Another thing people do not realize at first is that the leased vehicle needs to be returned to the dealer in the same condition as when it left. That includes original floor mats and no added accessories like rain guards. So, if personalizing your vehicle is a must, make sure they are not permanent accessories, or you should definitely skip the lease.

Vehicles are expected to have normal wear and tear when they are returned at the end of the lease, but be prepared to drive around cautiously to avoid added costs for replacing expendable items like tires or rims or for repairs to things like large scratches. Anything deemed as excess wear will be charged to you at the end of the lease. It is crucial to read the fine print of the leasing agreement and be aware of all the stipulations and fees associated with a lease.

Buying vs Leasing: Similar to Comparing Apples to Oranges

Although leasing and buying a vehicle are both purchasing options, one is not necessarily better than the other per se. They are both in the same category but which is best for you all depends on your commuting habits and what your plans are with a new vehicle. The first thing you need to do when deciding between a loan and a lease is: figure out what your plans are with the new vehicle.

Do you need a car for your long commute to work or to drive just a few miles down the road here and there? Are you looking for a short-term commitment with a vehicle and its payments, or are you content with a payment for one vehicle that can last, on average, five-plus years? Do you prefer the freedom to treat your vehicle however you want by drag racing or off-roading with it and be able to personalize it whichever way you feel? Or do restrictions not bother you since you only need the vehicle to transport you and your family from point A to point B?

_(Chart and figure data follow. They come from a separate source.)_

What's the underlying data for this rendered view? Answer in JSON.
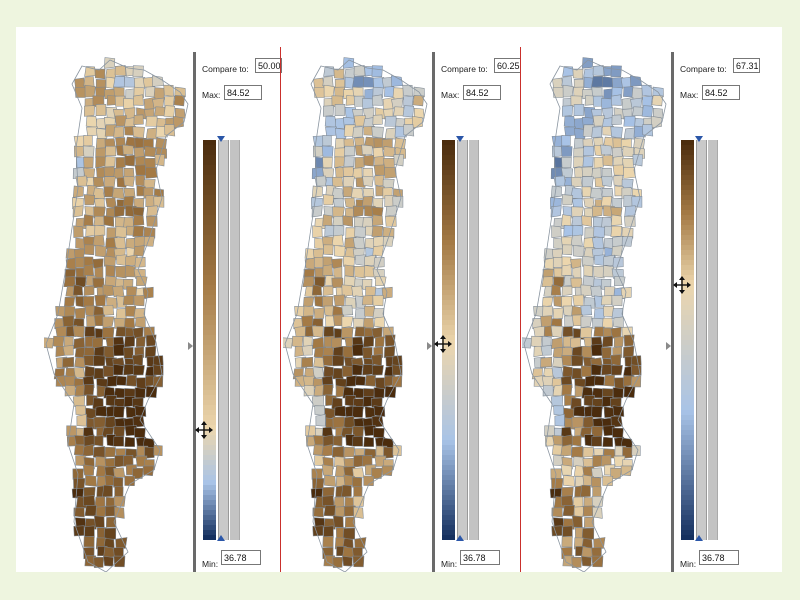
{
  "panels": [
    {
      "compare_label": "Compare to:",
      "compare_value": "50.00",
      "max_label": "Max:",
      "max_value": "84.52",
      "min_label": "Min:",
      "min_value": "36.78",
      "compare_fraction": 0.2766
    },
    {
      "compare_label": "Compare to:",
      "compare_value": "60.25",
      "max_label": "Max:",
      "max_value": "84.52",
      "min_label": "Min:",
      "min_value": "36.78",
      "compare_fraction": 0.4916
    },
    {
      "compare_label": "Compare to:",
      "compare_value": "67.31",
      "max_label": "Max:",
      "max_value": "84.52",
      "min_label": "Min:",
      "min_value": "36.78",
      "compare_fraction": 0.6395
    }
  ],
  "colors": {
    "brown_dark": "#4b2c0d",
    "brown_mid": "#a47a45",
    "cream": "#ecd6ad",
    "blue_light": "#a8c3e7",
    "blue_dark": "#15305f",
    "divider": "#c9302c",
    "background": "#eef5df"
  }
}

If you don’t usually put a lot of miles on your vehicle, then a lease would be beneficial to you since there are so many advantages that come with a lease. But, if traveling to an off-road park and taking your SUV or truck in the woods each year is a necessity for you, a lease will likely cost you more in the end. Discussing with your Chevy dealership the details of the lease versus a conventional loan, as well as your plans for a new vehicle, is important in deciding which is the best option for you.

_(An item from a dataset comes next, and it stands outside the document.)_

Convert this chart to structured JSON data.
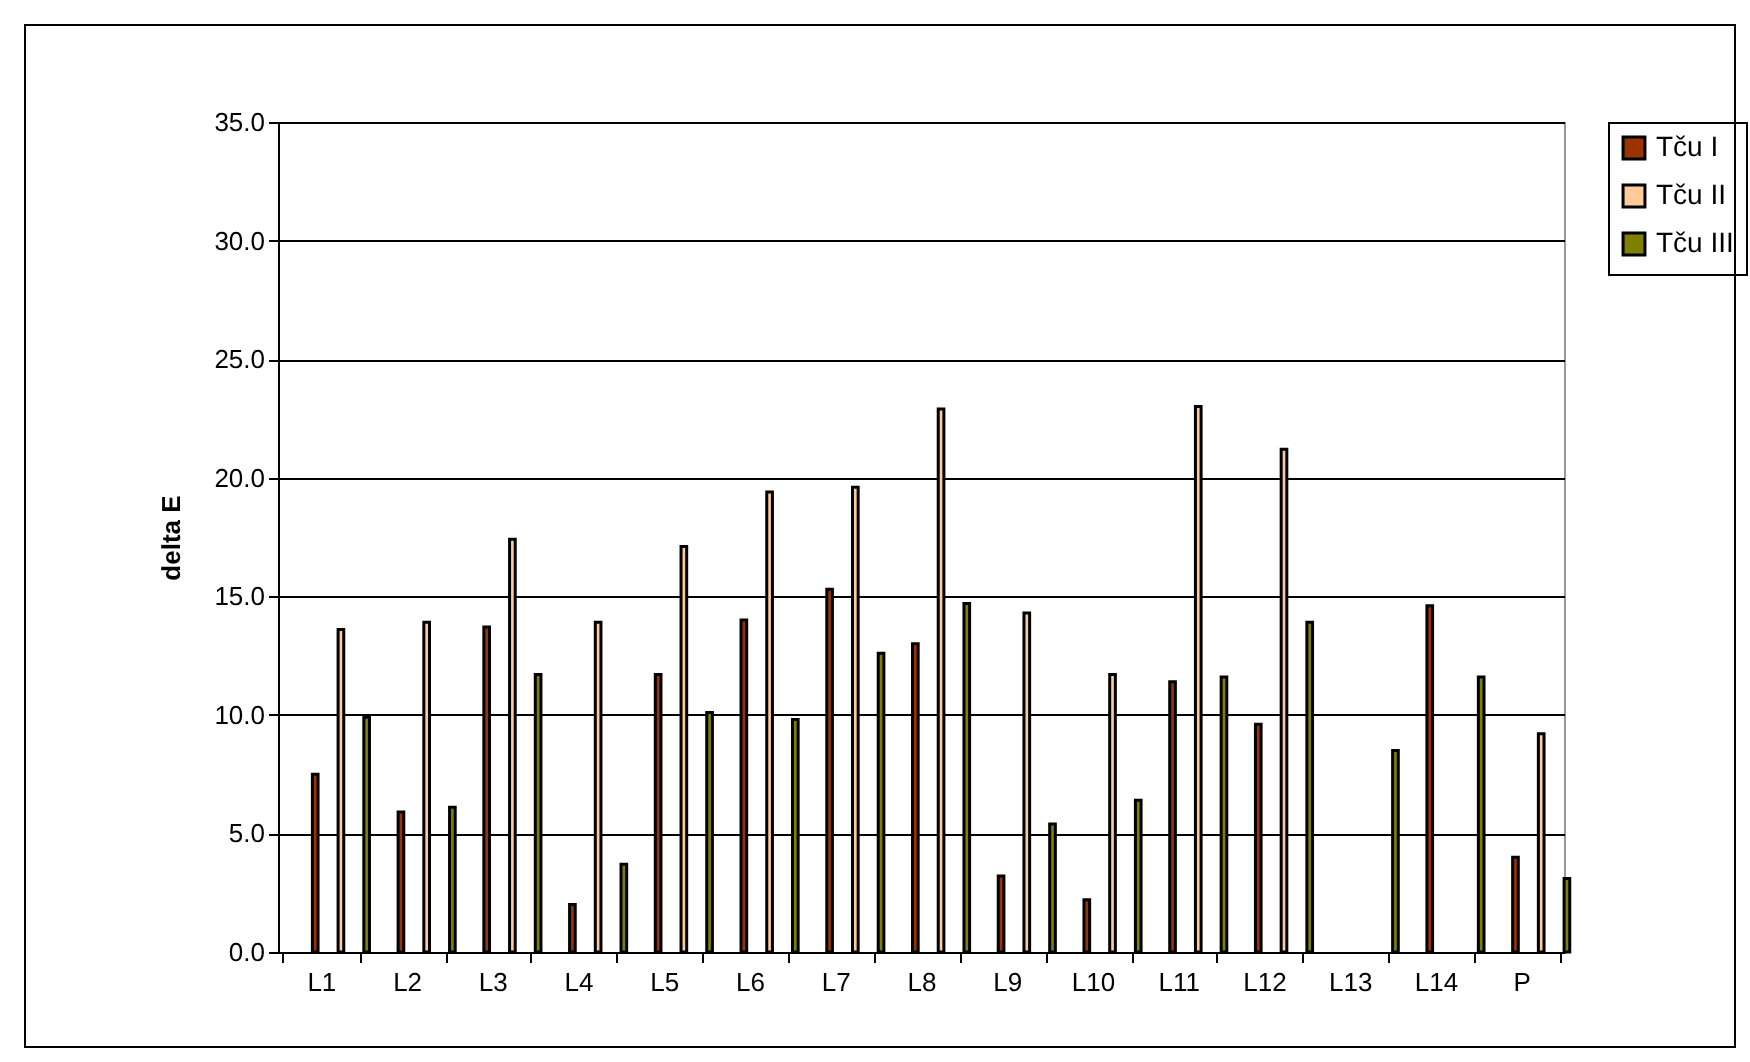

A person is smiling and holding a set of keys out of their car window after getting a Chevy lease deal.

Choosing to Lease

Let your leasing journey begin, making sure to take full advantage of all of the benefits of a lease -starting with the available Chevy lease deals. Keep in mind, just because you are leasing and not buying does not mean there’s no negotiation room with the price or the monthly payments. Sometimes you can even get dealer discounts or added accessories on top of the lease deals with your agreement.

Once your lease term is up, it’s time for a new journey. You have the option to turn your vehicle in and get another lease or loan for a new Chevy model, or you can choose to buy your current lease vehicle. No matter what you decide, your dealership is the place to start the lease-end process.

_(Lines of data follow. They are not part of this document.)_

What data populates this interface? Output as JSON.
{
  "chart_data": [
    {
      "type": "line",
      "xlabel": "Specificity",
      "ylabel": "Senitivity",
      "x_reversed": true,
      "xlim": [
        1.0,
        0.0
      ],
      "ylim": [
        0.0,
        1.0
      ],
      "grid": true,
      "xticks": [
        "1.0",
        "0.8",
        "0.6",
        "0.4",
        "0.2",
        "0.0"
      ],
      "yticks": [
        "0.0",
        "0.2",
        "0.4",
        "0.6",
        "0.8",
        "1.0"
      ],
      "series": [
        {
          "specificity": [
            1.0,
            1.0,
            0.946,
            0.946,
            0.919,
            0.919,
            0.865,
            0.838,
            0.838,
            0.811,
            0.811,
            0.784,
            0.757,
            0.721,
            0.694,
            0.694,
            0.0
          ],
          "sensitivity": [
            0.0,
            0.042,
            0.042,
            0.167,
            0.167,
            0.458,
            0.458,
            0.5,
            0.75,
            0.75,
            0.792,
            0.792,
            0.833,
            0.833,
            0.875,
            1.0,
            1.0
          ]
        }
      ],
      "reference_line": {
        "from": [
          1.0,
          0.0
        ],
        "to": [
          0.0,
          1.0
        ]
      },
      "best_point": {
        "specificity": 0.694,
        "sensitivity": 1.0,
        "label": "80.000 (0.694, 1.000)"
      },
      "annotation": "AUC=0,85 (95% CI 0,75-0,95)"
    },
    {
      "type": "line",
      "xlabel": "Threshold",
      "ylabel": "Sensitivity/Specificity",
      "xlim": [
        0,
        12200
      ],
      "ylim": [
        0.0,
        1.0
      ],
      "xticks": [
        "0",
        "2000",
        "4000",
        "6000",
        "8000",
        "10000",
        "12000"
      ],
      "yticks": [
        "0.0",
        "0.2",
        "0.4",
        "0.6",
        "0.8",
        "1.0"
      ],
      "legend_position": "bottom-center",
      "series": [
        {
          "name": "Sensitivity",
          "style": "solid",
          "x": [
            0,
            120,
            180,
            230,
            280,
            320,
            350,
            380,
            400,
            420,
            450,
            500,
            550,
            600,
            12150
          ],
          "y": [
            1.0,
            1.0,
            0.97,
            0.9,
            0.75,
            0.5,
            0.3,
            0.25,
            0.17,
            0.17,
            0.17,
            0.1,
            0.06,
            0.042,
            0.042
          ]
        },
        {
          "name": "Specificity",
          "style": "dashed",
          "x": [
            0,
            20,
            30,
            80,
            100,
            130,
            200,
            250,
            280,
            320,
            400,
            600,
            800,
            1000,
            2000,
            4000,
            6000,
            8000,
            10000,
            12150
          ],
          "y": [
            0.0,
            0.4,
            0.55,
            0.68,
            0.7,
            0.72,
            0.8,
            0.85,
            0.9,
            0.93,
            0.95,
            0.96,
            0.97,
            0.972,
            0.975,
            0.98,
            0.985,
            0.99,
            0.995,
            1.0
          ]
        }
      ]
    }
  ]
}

If you haven’t decided on a lease yet and the end-of-lease charges seem intimidating, keep in mind that some of the fees and expenses that come with a lease can be waived. For one, the disposition fee. This is collected to help costs in preparing the vehicle for the next owner once your lease is returned. It may get waived by the dealer depending on what your plans are for your next purchase. Also, if you decide to buy your lease, you don’t need to pay a disposition fee nor any charges for excess wear or excess mileage.

When you’re looking into leasing a Chevy, try not to get overwhelmed. There are a lot of details and fine print to sift through, but if a lease seems to be the right fit for your purchase, it probably is. Just make sure you weigh all the pros and cons with your lifestyle and vehicle needs to make sure you’ll be the one benefiting from the lease.